MiniDuke Malware spreads via Fake Ukraine-related Documents
A year back, Security Researchers from the Antivirus firm Kaspersky found a sophisticated piece of malware which they dubbed as ‘MiniDuke’, designed specifically to collect and steal strategic insights and highly protected political information, which is a subject to states’ security.
Now, once again the MiniDuke virus is spreading in wild via an innocent looking but fake PDF documents related to Ukraine, while the researcher at F-Secure were browsing the set of extracted decoy documents from a large batch of potential MiniDuke Samples.
"This is interesting considering the current crisis in the area," Mikko Hypponen, the CTO of security research firm F-Secure, wrote on Tuesday.
The Hacker News reported a year ago about the malicious malware that uses an exploit (CVE-2013-0640) of the famous and actively used Adobe Reader. MiniDuke malware written in assembly language with its tiny file size (20KB), and uses hijacked Twitter accounts for Command & Control and incase twitter accounts are not active, the malware located backup control channels via Google searches.
The malware consists of three components: PDF file, MiniDuke Main and Payload. Payload is dropped after the Adobe process gets exploited by opening the malicious PDF file, which refers to the topics including human rights, Ukraine's foreign policy, and NATO membership plans.
The infected machine then use Twitter or Google to collect encrypted instructions showing them where to report for new backdoors and as soon as infected system connects the command servers, it starts receiving encrypted backdoors through GIF image files. Once installed, it may copy, remove, delete files, create database, stop the processes and download the new ones, that may also open backdoor access to other Trojans.
F-Secure also provided screenshots of several Ukraine-related documents that were more likely twisted from already existing and real public documents.
F-Secure found a bogus document signed by Ruslan Demchenko, the First Deputy Minister for Foreign Affairs of Ukraine. “The letter is addressed to the heads of foreign diplomatic institutions in Ukraine.” When the researcher translated the document, it comes out to be a note regarding “the 100th year anniversary of the 1st World War.”
This also signalized that the attackers have somehow access to the Ukrainian Ministry of Foreign Affairs. “We don't know where the attacker got this decoy file from,” Hypponen wrote. “We don't know who was targeted by these attacks.
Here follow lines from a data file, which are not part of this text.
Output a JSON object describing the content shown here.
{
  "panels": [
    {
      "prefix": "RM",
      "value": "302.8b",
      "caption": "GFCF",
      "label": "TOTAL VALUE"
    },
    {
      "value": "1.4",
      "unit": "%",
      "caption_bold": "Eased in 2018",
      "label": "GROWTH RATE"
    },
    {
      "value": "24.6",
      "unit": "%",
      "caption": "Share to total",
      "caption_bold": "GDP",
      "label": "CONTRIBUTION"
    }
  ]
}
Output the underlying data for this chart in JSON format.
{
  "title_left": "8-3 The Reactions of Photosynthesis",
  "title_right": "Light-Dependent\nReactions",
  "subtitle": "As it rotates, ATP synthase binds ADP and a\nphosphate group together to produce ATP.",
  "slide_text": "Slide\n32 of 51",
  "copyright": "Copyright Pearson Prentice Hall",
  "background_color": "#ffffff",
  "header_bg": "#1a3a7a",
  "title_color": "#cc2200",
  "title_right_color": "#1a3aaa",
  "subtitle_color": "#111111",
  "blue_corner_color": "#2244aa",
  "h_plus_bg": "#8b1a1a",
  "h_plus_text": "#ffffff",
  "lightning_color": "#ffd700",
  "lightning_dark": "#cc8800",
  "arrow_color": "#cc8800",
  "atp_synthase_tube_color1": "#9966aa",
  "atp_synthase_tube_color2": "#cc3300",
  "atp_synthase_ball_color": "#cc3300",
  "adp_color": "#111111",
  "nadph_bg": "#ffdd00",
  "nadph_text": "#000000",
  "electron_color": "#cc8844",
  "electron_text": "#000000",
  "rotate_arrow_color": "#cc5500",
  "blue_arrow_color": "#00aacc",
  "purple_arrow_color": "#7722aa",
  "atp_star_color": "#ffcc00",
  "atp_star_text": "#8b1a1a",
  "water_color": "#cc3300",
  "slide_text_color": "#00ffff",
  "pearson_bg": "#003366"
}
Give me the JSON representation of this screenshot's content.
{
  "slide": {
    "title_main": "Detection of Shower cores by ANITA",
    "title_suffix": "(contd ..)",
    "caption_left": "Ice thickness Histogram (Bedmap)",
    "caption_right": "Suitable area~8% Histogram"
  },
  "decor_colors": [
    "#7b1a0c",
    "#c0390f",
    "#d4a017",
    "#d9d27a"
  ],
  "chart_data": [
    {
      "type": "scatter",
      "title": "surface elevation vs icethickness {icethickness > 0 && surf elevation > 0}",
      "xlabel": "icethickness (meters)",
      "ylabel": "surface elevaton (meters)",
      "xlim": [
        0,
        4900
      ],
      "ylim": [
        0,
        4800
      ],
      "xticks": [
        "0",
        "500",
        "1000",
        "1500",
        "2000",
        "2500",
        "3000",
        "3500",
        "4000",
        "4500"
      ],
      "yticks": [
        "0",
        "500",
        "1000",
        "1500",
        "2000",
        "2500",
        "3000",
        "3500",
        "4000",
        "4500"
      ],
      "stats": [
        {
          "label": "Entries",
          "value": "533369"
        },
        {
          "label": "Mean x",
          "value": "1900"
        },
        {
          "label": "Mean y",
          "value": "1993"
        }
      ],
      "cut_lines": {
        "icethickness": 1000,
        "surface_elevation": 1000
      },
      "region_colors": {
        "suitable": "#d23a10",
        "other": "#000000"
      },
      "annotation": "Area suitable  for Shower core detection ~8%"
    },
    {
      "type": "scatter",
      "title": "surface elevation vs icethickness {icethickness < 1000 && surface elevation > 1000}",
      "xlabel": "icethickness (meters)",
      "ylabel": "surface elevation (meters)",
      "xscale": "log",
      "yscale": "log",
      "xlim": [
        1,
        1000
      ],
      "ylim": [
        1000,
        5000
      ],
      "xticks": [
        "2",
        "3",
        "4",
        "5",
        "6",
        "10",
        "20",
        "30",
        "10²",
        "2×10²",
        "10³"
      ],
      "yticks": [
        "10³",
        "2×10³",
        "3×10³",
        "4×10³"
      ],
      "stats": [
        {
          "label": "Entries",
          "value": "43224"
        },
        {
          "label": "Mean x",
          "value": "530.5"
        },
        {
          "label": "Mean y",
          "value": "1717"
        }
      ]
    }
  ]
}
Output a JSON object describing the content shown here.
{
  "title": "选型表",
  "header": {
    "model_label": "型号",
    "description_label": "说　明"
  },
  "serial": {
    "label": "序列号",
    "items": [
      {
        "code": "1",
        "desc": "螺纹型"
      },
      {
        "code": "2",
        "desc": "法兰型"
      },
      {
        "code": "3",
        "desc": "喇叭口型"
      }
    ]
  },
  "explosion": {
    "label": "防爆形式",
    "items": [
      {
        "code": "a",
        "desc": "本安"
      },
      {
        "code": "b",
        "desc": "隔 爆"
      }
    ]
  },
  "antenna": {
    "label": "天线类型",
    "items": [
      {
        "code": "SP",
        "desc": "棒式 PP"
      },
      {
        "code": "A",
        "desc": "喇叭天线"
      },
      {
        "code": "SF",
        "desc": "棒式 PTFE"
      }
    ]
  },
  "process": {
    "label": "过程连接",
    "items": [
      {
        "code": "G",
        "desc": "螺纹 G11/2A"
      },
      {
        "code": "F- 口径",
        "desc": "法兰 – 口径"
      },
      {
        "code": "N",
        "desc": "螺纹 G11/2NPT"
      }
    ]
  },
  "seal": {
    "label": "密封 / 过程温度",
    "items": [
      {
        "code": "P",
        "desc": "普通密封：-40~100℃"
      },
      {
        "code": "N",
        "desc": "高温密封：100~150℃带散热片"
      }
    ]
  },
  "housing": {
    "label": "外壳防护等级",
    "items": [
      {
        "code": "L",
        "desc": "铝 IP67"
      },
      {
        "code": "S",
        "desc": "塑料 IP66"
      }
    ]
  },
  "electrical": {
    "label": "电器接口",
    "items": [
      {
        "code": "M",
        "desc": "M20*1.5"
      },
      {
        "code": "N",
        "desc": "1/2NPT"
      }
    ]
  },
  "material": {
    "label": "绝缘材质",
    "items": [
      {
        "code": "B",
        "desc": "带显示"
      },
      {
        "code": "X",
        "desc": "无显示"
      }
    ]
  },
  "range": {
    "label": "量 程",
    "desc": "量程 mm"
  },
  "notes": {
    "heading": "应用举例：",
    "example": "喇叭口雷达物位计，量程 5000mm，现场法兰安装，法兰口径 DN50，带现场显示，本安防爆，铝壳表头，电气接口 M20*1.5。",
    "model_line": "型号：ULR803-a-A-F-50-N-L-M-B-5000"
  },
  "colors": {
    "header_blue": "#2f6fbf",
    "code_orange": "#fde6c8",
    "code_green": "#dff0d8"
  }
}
We don't know who's behind these attacks. What we do know is that all these attacks used the CVE-2013-0640 vulnerability and dropped the same backdoor (compilation date 2013-02-21).”
The authors of MiniDuke made the malware familiar with the work principles of antivirus software which makes it different from the other viruses. The malware turns unique for each system and contains a backdoor that allows it to avoid system analytics instruments, and in case the virus is detected, the backdoor stops malicious effects and makes it disappear for the system.
MiniDuke Malware previously attacked government entities in Belgium, Brazil, Bulgaria, Czech Republic, Georgia, Germany, Hungary, Ireland, Israel, Japan, Latvia, Lebanon, Lithuania, Montenegro, Portugal, Romania, Russian Federation, Slovenia, Spain, Turkey, United Kingdom, United States, including Ukraine.